A. This process should not be disabled. Disabling it prevents incremental backups from working entirely. Additionally, synthesis has the same space requirements as scheduled fulls (or less), if synthesis if happening too frequently resulting in capacity issues, address retention settings noted above. If device capacity is preventing successful synthesis, remove clients from protection and delete their backups, or, upgrade to a larger capacity unitrends appliance. All unitrends appliances are sold with the expectation to maintain a minimum of 2 fulls of each client at all times. If your unique data set, change rates, compressability, or size of set prevents this from being possible on your particular deployment, then no amount of software adjusments alone will solve this issue.
What’s your priority?
This will be custom to the end user of the system. Each backup strategy has its benefits and draw backups. If a customer wants a faster recovery time. Then a master and differential backup strategy would, in most cases, be the optimum solution as this backup strategy only requires to backups to be restored for a full restoration of the data. Three in the cases of a full server restore from a disaster scenario.
Application based backups, i.e. Exchange, oracle, Sharepoint, and SQL backups, share the same behavior with regards to the backup process, but do not utilize synthesis. The application logs only get truncated on specific backup types, and this differs by database type.

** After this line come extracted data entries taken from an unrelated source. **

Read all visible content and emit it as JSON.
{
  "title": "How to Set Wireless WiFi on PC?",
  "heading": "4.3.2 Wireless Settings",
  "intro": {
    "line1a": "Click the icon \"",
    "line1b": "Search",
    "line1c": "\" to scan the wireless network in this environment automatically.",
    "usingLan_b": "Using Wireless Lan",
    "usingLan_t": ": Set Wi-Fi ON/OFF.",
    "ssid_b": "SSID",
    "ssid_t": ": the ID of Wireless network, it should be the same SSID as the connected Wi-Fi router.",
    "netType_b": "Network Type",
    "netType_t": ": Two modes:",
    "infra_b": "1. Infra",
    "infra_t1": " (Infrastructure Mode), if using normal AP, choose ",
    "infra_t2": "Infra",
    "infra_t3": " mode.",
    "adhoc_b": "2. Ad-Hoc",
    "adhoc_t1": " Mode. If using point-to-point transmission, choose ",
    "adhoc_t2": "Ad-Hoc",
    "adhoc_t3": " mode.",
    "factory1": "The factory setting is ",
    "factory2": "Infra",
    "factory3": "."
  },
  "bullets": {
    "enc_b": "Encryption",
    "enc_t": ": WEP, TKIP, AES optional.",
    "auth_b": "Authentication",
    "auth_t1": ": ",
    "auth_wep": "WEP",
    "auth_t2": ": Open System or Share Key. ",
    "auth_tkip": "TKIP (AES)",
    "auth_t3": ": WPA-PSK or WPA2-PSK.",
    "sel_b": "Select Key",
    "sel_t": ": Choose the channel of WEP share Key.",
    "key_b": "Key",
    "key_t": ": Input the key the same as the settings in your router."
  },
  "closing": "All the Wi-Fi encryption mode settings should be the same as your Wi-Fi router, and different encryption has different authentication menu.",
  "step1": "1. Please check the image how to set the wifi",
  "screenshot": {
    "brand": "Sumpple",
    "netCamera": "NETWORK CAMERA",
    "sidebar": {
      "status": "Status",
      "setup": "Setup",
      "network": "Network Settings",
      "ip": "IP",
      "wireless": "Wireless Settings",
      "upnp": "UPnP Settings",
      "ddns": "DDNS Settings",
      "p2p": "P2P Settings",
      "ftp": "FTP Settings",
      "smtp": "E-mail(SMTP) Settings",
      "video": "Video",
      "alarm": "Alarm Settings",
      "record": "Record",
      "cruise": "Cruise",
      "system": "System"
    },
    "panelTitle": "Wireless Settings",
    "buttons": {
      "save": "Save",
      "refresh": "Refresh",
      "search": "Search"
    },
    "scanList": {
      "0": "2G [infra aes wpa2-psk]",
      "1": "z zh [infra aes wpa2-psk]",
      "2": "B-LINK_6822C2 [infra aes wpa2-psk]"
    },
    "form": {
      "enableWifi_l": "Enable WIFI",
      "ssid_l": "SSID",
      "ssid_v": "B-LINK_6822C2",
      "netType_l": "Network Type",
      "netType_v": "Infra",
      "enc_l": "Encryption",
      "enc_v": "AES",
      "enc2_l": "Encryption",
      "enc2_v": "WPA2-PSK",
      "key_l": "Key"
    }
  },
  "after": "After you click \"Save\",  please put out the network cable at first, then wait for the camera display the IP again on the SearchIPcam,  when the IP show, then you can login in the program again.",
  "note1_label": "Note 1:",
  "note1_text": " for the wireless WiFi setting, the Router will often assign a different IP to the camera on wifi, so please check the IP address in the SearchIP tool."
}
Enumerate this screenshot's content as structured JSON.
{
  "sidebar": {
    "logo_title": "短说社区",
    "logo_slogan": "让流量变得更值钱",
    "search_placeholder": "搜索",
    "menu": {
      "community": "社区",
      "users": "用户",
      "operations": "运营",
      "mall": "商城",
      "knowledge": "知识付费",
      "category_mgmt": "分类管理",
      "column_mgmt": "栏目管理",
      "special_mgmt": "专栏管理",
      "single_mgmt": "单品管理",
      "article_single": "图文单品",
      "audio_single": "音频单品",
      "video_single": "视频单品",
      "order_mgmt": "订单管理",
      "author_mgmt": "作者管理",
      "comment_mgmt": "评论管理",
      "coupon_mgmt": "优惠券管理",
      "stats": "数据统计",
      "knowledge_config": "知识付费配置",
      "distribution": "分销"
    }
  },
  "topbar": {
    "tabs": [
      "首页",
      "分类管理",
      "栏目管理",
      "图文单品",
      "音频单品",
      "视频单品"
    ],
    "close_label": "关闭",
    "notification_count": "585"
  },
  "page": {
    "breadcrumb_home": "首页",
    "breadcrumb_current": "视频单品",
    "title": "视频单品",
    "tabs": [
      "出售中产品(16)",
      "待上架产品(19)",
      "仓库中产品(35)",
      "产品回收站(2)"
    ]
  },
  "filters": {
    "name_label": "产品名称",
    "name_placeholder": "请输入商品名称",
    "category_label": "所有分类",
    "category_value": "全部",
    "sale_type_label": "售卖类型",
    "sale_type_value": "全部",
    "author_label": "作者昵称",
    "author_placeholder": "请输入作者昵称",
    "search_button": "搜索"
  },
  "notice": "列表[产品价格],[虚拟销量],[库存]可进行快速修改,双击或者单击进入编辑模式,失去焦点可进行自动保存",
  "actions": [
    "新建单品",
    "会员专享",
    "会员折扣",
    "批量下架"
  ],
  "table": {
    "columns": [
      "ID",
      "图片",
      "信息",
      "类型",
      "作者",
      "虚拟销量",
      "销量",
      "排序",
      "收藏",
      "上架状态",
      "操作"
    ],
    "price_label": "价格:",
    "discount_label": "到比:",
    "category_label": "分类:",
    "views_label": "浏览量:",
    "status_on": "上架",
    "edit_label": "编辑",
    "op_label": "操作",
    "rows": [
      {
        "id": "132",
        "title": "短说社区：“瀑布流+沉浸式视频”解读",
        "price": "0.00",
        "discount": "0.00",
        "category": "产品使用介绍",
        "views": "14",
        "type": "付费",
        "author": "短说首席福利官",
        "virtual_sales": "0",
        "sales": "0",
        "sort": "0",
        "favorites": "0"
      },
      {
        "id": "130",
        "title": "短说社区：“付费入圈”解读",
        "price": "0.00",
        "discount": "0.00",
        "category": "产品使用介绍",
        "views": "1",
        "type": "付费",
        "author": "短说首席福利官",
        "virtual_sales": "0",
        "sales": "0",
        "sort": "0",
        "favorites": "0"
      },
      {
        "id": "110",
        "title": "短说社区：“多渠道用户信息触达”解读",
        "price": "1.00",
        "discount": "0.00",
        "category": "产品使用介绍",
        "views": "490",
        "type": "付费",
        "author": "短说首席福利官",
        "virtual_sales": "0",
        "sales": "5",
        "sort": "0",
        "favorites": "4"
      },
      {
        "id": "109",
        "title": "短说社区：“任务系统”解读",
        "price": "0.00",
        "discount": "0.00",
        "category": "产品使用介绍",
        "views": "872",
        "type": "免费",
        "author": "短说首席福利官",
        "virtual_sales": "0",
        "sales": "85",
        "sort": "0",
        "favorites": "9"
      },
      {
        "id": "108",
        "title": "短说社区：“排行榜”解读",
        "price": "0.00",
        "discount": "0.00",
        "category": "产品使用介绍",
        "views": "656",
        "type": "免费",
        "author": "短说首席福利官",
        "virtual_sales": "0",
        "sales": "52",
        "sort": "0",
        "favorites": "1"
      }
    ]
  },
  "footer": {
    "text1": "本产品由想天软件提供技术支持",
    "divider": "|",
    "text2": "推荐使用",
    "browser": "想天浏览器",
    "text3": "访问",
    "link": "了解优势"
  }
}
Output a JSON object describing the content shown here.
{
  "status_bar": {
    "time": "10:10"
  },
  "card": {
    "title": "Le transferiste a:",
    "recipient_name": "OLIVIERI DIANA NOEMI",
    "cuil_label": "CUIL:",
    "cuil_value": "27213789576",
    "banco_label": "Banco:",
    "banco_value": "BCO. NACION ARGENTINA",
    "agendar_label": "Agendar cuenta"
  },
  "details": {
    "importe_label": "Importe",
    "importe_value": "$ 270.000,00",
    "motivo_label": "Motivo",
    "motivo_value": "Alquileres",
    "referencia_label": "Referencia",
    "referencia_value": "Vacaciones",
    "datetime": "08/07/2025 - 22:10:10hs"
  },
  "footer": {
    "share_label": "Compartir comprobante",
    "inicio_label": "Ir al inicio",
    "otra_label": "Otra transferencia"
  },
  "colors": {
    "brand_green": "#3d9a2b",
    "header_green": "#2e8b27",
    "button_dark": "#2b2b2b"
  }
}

For example, Exchange truncates on fulls or incrementals (but not diffs). SQL truncates only when using the transaction lob backup type and does not truncate on fulls. Within the application based backup schedule it is important to make sure a regularly scheduled full/master backup of the application is taken at regular intervals. The log truncation portion of the backup operation occurs after the backup has successfully been captured. Accommodating the appropriate balance bewtween log retention, storage requirements, and backup frequency is a key question backup vendors are often asked to answer, but this answer can only come from anylizing server-side configuration and business requirements, and that question shoudl be answered by your database administrator or Microsoft support. Unitrends can configure any backup schedule necessary to meet business requirements, however, use of more frequent fulls or many backups per-day may reduce appliance retention accordingly to support those models.